Jack Lord, the deadpan star of "Hawaii Five-O" who made "Book him, Danno" a fixture of American slang, died Wednesday at his home in Honolulu.
He was 77 and died of congestive heart failure, said Carolyn Tanaka, a spokeswoman for Marie Lord, the actor's wife and only survivor.
Playing strait-laced, tight-lipped Detective Steve McGarrett, head of an elite state police investigative unit, Lord helped make "Hawaii Five-O" the longest running police drama in television history. It lasted 12 seasons on CBS, from 1968 to 1980, and was also seen in more than 80 other countries.
The phrase "Book him, Danno," used when the bad guy was captured, came from the name of McGarrett's assistant, Detective Danny Williams, who was played until the show's penultimate season by James MacArthur.

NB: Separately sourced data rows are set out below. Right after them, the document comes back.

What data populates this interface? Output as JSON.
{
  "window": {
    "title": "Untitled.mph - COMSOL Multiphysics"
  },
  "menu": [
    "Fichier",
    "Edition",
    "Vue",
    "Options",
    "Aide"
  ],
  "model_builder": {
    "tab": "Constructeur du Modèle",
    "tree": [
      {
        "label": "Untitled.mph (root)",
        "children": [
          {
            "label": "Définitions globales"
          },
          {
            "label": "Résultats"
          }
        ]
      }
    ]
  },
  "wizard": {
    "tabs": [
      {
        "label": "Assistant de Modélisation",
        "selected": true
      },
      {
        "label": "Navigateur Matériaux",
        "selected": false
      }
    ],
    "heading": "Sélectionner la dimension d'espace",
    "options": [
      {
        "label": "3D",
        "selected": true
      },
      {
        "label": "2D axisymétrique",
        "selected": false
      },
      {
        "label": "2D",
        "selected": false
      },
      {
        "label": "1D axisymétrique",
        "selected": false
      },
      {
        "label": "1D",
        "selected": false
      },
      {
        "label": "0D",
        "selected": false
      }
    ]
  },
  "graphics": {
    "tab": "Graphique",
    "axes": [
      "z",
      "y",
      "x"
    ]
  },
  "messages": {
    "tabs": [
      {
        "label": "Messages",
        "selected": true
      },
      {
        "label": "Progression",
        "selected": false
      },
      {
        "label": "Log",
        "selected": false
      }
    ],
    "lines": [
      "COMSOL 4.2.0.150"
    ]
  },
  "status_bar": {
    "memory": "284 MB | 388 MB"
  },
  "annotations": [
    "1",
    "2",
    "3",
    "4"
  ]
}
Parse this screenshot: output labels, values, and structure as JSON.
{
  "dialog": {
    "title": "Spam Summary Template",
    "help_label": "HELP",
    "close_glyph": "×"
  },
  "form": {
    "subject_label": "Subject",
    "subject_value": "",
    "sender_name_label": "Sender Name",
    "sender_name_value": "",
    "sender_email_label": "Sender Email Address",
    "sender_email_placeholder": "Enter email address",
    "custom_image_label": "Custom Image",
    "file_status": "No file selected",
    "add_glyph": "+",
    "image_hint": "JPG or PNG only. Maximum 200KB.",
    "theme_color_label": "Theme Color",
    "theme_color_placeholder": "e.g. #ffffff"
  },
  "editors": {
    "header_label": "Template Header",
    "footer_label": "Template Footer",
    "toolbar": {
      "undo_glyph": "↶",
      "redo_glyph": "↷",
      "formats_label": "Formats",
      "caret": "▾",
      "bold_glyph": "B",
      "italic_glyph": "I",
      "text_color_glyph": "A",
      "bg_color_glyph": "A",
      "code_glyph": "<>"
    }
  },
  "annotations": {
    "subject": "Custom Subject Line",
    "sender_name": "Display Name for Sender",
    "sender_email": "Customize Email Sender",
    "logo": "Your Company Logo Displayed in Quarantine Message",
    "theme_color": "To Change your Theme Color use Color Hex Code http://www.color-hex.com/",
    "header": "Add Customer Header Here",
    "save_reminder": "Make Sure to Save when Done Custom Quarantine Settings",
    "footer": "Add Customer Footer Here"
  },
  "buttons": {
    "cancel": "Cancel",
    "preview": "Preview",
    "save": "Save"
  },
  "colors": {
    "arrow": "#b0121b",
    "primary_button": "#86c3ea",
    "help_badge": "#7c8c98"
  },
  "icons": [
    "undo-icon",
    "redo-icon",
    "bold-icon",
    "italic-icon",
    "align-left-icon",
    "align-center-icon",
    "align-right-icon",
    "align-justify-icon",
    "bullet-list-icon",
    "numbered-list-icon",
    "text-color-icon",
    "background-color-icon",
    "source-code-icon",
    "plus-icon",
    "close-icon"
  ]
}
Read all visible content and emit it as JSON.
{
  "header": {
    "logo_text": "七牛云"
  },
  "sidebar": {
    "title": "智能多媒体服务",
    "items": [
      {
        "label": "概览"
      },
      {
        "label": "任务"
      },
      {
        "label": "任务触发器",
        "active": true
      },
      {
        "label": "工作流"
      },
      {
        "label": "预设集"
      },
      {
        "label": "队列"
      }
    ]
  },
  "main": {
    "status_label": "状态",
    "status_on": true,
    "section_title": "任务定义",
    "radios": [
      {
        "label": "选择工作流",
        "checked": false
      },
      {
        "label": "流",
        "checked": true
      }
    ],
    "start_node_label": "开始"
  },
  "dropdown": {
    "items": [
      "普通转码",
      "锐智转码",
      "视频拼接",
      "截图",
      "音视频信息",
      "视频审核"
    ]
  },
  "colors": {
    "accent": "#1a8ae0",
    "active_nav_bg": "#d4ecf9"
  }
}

Lord was not only the star; his contract gave him control over dramatic decisions on every episode, and it was he who insisted, against the network's wishes, that the show be shot entirely on location in Hawaii.
That decision enhanced not only the show's appeal, as viewers seemed as entranced by the idyllic island scenery as by the crime stories, but also the Hawaiian economy. The network's spending on the production and on staff members' living expenses was estimated at more than $100 million a year, and the show fostered what Hawaiian government officials called significant increases in tourism.
"It was considered the ultimate travelogue for Hawaii," David Poltrack, executive vice president of research at CBS, said Thursday. "The ascent of Hawaii as a major tourist location coincided with the strong years of that program. It really hit a chord."
Lord helped shape the show with its creator and executive producer, Leonard Freeman. After Freeman's death in 1973, a succession of producers followed, but it was widely known that Lord controlled the show. He also directed several episodes.
"He was always a strict taskmaster, a perfectionist," said Kam Fong, an original cast member, who played Detective Chin Ho Kelly for 10 years. "When we were on the set, it was strictly business; he wouldn't stand for any horseplay. And he was not the sociable type. After work, he had nothing to do with us socially.
"But I learned quite a lot from him, and so did others," added Fong, who had acted on stage but never in films or television before "Hawaii Five-O." "We always had a lot of local actors on the show who were inexperienced, and he helped them a lot. He would yell at them, but always to help them learn."
Different biographies give varying birth dates for Lord, but Ms. Tanaka said the correct date was Dec. 30, 1920. He was born John Joseph Patrick Ryan, in Brooklyn, N.Y., the son of a steamship company executive. As a youth, he served as a merchant marine officer, and pursued his first love, painting, while working on freighters around the world.
Returning to New York, he won a football scholarship to New York University, where he majored in fine arts.
Selling Cadillacs from a showroom at 57th and Broadway in Manhattan by day, Lord began studying acting with Sanford Meisner at the Neighborhood Playhouse by night. His first break was a role in the Ralph Bellamy television series "Man Against Crime," and he went on to play in numerous live television dramas in the early 1950s. He also appeared in four Broadway plays, including Elia Kazan's production of "Cat on a Hot Tin Roof," in the role of Brick.
He later had roles in several movies, most notably "Dr. No," one of the early James Bond films.
Before "Hawaii Five-O," Lord won acclaim as the lead character, a rodeo rider, in "Stoney Burke," a 1962-63 series that lasted one season competing against "I Love Lucy" and "The Danny Thomas Show."
According to Fong and other acquaintances quoted in Hawaiian newspaper accounts, Lord and his wife, a former fashion designer, were famously reclusive. In recent years, when Lord's health deteriorated, he was rarely seen.
The Lords, who moved to Hawaii from New York during the show's early years and never left, were married for more than 50 years, according to Ms. Tanaka, and had occupied themselves since 1980 with charitable work and relaxation.